If a dashboard is referenced in:
  • Weekly reviews
  • Executive reporting
  • Post-incident retrospectives
It should likely be an Organization dashboard. Public dashboards are powerful, but they should be shared carefully. Before sharing externally:
  • Confirm no sensitive data is exposed
  • Verify the intended filters and time ranges
  • Review the dashboard as an external viewer would see it

Frequently Asked Questions

Dashboard names must be unique within your team, excluding deleted dashboards. This helps prevent confusion and keeps shared reporting environments easier to manage.If you receive a validation error, choose a different name.
Yes. Assign users as Viewers to give them read-only access. Only Editors and Managers can modify dashboard panels.
No. A duplicated dashboard is created as a new Personal dashboard owned by the user who duplicated it. Sharing permissions must be configured separately.
Each user can have one default dashboard per team. Setting a new default replaces your previous default for that team.

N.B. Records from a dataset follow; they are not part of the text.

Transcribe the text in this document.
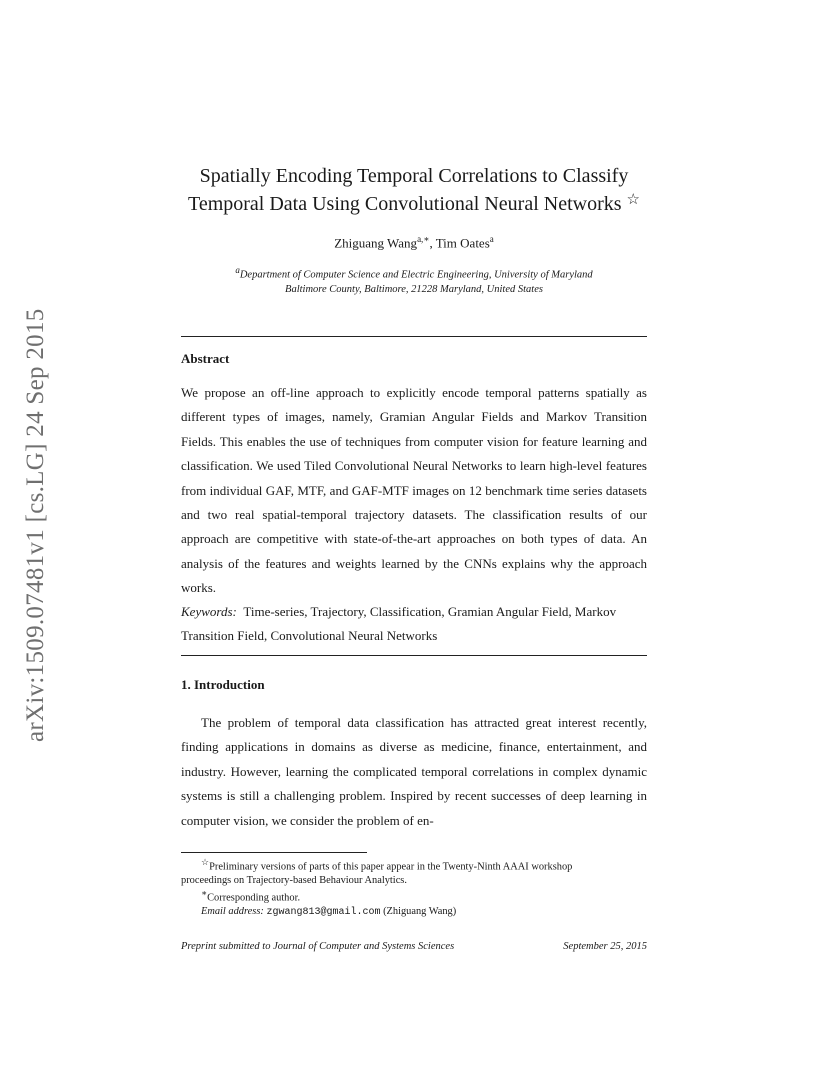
arXiv:1509.07481v1 [cs.LG] 24 Sep 2015
Spatially Encoding Temporal Correlations to Classify
Temporal Data Using Convolutional Neural Networks ☆
Zhiguang Wang$^{a,∗}$, Tim Oates$^a$
$^a$Department of Computer Science and Electric Engineering, University of Maryland
Baltimore County, Baltimore, 21228 Maryland, United States
Abstract
We propose an off-line approach to explicitly encode temporal patterns spatially as different types of images, namely, Gramian Angular Fields and Markov Transition Fields. This enables the use of techniques from computer vision for feature learning and classification. We used Tiled Convolutional Neural Networks to learn high-level features from individual GAF, MTF, and GAF-MTF images on 12 benchmark time series datasets and two real spatial-temporal trajectory datasets. The classification results of our approach are competitive with state-of-the-art approaches on both types of data. An analysis of the features and weights learned by the CNNs explains why the approach works.
Keywords: Time-series, Trajectory, Classification, Gramian Angular Field, Markov Transition Field, Convolutional Neural Networks
1. Introduction
The problem of temporal data classification has attracted great interest recently, finding applications in domains as diverse as medicine, finance, entertainment, and industry. However, learning the complicated temporal correlations in complex dynamic systems is still a challenging problem. Inspired by recent successes of deep learning in computer vision, we consider the problem of en-

☆Preliminary versions of parts of this paper appear in the Twenty-Ninth AAAI workshop

proceedings on Trajectory-based Behaviour Analytics.

∗Corresponding author.

Email address: zgwang813@gmail.com (Zhiguang Wang)

Preprint submitted to Journal of Computer and Systems Sciences	September 25, 2015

Every dashboard must have at least one Manager. If you need to remove or downgrade the current Manager, assign another user or team as Manager first.
The dashboard refreshes automatically at the configured interval, but the underlying data may still be delayed because of caching. In practice, changes can take around 15–20 minutes to appear.
Dashboards are most effective when they reflect how your organization thinks about reliability. Design them intentionally, share them responsibly, and revisit them as your operational needs evolve.